Mietspiegel

Wer wissen möchte, ob die Miete für eine bestimmte Wohnung angemessen ist oder wie viel Miete er für eine Wohnung verlangen kann, der kann jetzt im Tübinger Mietspiegel nachschlagen. Er ist zum 15. Februar 2016 neu erstellt worden und kann auf dieser Seite kostenlos heruntergeladen werden. Gegen eine Schutzgebühr von drei Euro ist das gedruckte Exemplar auch bei der Universitätsstadt Tübingen, Fachabteilung Vermessung, Europaplatz 9, und dem Bürgerbüro Stadtmitte, Schmiedtorstraße 4, erhältlich.

Eine besondere Rolle spielt die Lage der Wohnung. Für die Altstadt, ebenfalls ein Bereich in „guter Lage“, gibt es Abweichungen. Der Mietspiegel enthält daher einen gesonderten „Altstadtkatalog“. Außerdem werden Zustand der Wohnung, Baujahr, Ausstattung, Sanierungsmaßnahmen und die energetische Beschaffenheit berücksichtigt.

Berechnung der Vergleichsmiete
Im Mietspiegel sind ausschließlich Nettomieten ausgewiesen. Wer die ortsübliche Vergleichsmiete für einen konkreten Mietvertrag wissen möchte, der muss zur ortsüblichen Nettomiete die Betriebskosten dazu zählen. Das ist entweder mit den im Mietspiegel enthaltenen Tabellen möglich oder mit dem Online-Berechnungsformular. Somit kann jeder Einzelne die ortsübliche Vergleichsmiete je nach Wohnungstyp, Größe, Lage, Baualter, Grundriss, Wohnungsausstattung und energetischer Beschaffenheit bequem berechnen.

Geltungsbereich des Mietspiegels
Der Mietspiegel gilt für alle freifinanzierten Mietwohnungen.
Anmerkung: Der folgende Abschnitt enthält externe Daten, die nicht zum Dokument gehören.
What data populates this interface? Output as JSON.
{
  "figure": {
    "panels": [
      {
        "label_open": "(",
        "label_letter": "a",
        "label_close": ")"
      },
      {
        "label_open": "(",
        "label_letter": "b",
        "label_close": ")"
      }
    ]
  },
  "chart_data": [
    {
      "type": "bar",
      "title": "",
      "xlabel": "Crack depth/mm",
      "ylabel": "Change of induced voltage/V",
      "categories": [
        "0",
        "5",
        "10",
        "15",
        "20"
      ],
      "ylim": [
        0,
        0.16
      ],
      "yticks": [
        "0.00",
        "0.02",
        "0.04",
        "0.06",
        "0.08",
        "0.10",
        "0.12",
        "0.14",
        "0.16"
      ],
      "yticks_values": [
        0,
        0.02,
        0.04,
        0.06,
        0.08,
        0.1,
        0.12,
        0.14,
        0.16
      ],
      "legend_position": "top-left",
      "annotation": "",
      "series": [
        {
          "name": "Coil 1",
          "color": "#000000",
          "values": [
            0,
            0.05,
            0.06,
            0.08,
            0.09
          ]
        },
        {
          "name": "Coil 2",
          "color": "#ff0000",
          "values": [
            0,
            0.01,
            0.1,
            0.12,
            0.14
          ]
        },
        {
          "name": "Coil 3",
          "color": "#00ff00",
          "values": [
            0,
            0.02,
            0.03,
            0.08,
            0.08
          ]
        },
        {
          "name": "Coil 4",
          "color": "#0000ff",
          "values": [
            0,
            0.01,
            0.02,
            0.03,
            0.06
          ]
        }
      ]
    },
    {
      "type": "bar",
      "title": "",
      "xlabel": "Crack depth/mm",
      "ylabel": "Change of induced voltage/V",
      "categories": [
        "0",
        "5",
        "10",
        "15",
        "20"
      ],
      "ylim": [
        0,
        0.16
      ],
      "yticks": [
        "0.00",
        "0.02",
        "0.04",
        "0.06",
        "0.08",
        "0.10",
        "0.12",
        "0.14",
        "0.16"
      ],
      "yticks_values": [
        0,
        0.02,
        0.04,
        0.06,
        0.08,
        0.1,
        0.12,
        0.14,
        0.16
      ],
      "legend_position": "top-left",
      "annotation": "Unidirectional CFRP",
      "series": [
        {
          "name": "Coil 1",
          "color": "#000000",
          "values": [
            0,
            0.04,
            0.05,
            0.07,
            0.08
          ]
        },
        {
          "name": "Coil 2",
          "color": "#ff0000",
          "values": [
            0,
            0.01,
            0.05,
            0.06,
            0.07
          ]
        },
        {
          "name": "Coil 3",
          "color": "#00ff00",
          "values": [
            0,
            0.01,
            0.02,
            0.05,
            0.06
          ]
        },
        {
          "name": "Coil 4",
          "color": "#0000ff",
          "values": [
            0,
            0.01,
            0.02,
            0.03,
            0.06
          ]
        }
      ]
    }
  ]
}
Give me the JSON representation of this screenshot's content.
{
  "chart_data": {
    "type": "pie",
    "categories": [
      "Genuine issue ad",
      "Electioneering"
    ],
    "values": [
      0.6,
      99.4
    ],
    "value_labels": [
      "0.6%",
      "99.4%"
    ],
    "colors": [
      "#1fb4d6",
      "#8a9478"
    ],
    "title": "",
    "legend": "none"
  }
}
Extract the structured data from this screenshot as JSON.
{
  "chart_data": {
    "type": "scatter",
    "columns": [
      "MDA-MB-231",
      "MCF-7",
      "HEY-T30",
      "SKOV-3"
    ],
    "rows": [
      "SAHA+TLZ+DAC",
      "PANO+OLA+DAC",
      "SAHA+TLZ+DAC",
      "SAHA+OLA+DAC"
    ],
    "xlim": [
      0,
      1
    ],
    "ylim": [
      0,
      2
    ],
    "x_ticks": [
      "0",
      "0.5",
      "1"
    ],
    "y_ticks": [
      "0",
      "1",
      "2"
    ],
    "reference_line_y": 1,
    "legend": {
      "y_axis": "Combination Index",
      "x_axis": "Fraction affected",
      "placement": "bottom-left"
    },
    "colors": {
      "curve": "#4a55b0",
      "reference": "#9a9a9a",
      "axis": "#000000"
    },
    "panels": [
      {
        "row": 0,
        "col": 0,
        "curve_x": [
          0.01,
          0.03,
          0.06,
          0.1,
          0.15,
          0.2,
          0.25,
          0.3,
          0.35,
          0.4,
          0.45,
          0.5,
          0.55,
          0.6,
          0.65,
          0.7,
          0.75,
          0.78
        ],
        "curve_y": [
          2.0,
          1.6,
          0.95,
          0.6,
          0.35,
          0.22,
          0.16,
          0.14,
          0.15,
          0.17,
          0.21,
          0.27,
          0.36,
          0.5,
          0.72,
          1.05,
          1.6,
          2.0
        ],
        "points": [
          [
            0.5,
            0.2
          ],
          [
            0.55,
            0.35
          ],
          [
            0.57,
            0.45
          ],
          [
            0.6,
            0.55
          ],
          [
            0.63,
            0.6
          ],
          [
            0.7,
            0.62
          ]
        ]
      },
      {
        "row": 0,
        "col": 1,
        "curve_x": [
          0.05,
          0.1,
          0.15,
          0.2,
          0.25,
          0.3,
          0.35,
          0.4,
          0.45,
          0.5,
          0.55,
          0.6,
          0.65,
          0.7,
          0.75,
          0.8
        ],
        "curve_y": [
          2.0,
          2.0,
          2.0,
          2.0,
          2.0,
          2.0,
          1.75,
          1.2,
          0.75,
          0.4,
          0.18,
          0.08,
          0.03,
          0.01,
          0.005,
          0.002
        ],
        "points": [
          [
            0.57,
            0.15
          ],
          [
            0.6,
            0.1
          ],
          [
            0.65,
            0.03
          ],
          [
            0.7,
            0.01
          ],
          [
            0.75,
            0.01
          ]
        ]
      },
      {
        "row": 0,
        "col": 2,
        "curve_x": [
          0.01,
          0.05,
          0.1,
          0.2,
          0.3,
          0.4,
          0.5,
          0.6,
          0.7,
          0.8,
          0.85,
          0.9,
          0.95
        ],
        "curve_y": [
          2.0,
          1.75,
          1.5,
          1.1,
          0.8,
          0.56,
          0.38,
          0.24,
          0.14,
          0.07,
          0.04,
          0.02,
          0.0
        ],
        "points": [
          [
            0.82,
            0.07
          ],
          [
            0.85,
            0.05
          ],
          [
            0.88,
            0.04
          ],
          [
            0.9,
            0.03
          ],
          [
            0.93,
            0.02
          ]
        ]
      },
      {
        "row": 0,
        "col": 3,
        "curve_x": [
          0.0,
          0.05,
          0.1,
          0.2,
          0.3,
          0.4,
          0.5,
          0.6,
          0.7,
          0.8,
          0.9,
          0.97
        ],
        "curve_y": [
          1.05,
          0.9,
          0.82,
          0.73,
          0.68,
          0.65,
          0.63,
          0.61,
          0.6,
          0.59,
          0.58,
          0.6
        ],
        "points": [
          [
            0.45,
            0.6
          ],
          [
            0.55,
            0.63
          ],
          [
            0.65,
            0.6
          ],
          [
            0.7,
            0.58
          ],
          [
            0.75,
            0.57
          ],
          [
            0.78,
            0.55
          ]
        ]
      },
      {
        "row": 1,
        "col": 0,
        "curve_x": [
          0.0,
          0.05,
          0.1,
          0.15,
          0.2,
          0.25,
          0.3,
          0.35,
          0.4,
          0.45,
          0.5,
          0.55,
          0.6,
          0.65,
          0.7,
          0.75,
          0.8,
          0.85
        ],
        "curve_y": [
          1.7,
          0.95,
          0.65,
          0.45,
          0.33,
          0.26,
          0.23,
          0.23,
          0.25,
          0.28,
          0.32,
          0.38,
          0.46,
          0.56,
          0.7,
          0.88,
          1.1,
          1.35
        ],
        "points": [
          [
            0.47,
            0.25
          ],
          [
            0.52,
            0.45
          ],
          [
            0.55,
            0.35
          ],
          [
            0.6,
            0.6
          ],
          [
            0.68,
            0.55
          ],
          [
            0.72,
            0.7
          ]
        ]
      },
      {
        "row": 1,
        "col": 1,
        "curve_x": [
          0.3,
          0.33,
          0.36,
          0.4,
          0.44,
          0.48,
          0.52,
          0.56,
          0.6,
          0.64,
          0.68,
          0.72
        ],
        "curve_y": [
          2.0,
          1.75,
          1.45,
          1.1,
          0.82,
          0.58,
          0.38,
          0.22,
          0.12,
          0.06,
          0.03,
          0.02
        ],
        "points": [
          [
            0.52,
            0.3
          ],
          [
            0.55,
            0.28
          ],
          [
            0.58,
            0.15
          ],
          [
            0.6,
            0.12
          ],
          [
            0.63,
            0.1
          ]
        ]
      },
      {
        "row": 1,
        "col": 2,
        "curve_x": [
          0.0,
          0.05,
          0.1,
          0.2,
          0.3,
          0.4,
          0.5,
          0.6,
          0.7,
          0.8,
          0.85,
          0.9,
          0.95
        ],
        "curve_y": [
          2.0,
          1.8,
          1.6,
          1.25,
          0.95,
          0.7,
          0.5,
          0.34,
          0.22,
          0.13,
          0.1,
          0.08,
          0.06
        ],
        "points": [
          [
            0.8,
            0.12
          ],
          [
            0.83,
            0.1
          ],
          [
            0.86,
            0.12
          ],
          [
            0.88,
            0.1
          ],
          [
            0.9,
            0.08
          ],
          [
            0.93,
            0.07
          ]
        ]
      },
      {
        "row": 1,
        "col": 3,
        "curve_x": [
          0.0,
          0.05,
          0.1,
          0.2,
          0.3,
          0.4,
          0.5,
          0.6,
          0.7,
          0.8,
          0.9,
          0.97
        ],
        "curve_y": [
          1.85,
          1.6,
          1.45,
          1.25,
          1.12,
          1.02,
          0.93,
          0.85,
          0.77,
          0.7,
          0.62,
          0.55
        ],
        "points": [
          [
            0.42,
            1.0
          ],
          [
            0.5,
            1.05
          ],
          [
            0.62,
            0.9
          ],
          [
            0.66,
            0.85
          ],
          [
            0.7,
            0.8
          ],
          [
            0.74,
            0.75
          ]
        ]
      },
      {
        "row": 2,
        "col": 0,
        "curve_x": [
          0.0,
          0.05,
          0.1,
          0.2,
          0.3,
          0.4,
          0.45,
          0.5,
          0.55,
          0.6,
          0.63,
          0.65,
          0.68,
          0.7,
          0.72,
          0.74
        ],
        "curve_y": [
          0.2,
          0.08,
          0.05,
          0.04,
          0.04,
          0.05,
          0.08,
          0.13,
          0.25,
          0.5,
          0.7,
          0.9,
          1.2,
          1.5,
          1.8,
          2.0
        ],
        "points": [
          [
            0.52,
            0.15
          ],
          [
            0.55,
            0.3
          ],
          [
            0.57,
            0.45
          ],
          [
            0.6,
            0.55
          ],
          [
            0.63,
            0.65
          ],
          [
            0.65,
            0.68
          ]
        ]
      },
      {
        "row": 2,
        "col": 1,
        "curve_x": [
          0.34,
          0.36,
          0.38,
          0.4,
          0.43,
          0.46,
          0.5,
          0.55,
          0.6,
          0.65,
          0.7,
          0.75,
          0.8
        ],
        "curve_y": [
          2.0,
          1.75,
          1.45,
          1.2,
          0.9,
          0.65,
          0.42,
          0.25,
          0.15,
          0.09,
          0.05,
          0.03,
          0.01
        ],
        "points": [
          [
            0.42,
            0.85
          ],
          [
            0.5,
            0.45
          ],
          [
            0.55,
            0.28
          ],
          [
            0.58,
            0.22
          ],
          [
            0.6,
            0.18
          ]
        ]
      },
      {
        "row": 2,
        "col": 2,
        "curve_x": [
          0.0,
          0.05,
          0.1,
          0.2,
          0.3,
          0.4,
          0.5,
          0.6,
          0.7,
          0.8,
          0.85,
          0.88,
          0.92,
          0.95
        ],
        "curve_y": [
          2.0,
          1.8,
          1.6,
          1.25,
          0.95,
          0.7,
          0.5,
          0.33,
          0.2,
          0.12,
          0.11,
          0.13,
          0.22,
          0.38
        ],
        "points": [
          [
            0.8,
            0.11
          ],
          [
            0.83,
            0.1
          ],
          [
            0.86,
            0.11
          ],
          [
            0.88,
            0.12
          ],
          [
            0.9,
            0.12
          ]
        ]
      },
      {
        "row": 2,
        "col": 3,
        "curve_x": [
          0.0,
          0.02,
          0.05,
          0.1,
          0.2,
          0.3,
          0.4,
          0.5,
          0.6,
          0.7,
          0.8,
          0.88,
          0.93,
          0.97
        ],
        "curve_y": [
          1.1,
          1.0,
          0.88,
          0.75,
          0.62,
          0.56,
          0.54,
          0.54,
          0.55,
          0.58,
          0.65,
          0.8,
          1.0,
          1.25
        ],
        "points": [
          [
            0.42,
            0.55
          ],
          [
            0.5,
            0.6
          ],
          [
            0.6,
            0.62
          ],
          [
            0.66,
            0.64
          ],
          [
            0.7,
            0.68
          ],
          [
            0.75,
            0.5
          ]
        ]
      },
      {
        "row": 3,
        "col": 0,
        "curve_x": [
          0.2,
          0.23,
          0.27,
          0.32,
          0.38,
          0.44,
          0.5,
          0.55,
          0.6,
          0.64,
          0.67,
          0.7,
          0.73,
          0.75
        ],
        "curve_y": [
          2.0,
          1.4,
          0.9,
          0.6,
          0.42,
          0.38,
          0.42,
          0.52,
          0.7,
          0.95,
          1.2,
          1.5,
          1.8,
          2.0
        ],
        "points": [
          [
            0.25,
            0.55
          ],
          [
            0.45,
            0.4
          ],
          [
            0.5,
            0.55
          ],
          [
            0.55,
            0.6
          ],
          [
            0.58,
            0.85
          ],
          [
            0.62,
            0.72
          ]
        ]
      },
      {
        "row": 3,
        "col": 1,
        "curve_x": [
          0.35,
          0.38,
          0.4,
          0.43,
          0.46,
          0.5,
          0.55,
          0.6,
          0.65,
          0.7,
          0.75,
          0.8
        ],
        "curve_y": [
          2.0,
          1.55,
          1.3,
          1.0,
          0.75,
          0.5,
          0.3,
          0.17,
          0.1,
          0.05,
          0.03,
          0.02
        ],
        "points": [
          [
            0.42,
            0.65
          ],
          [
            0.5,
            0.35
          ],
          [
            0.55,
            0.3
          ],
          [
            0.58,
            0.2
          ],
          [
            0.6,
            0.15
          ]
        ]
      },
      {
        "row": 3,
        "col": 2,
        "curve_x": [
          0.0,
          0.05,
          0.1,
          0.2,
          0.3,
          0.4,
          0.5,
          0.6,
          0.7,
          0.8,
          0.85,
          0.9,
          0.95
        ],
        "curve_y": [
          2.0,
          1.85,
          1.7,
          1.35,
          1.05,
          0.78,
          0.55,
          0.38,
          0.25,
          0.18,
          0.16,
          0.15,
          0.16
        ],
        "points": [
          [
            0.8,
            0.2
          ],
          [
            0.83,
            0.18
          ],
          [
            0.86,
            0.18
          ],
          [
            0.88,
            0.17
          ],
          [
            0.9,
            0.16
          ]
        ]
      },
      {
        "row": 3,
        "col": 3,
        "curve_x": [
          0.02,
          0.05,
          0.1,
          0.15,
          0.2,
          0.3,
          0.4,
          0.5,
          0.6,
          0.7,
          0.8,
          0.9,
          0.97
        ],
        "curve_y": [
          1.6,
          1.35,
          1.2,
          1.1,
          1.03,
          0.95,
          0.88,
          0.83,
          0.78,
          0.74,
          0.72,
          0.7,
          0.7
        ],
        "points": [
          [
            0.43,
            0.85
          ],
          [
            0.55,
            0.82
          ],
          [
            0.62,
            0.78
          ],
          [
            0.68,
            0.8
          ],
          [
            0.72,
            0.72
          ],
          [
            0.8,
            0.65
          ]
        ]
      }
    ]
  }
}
Nicht berücksichtigt wurden unter anderem gewerblich genutzter Wohnraum, Wohnraum, der durch die Eigentümer selbst genutzt wird, mietfrei überlassener Wohnraum, preisgebundener Wohnraum, insbesondere Sozialwohnungen, Studenten- und Jugendwohnheime, möblierter Wohnraum und Untermietverhältnisse, Wohnungen, deren Küche/ Kochgelegenheit und/ oder Bad von anderen Hauptmietparteien mitbenutzt wird oder Wohnraum mit einer Wohnfläche unter 15 und über 160 Quadratmeter. Trotzdem kann der Mietspiegel auch für diese Wohnungen als Orientierungshilfe zur Ermittlung der ortsüblichen Vergleichsmiete herangezogen werden.

Ablauf:

Mit der Erstellung hatte die Universitätsstadt Tübingen das Institut Wohnen und Umwelt (IWU) aus Darmstadt beauftragt. Dazu wurden umfangreiche Befragungen unter Tübinger Mietern und Vermietern durchgeführt. Begleitet wurde die Arbeit des unabhängigen Institutes von einer Mietspiegelkommission, in der die folgenden Organisationen vertreten sind: Haus-, Wohnungs- und Grundbesitzerverein Tübingen, Mieterbund Reutlingen-Tübingen, Amtsgericht Tübingen, die Wohnungsbaugesellschaften und die Geschäftsstelle des Gutachterausschusses der Universitätsstadt Tübingen.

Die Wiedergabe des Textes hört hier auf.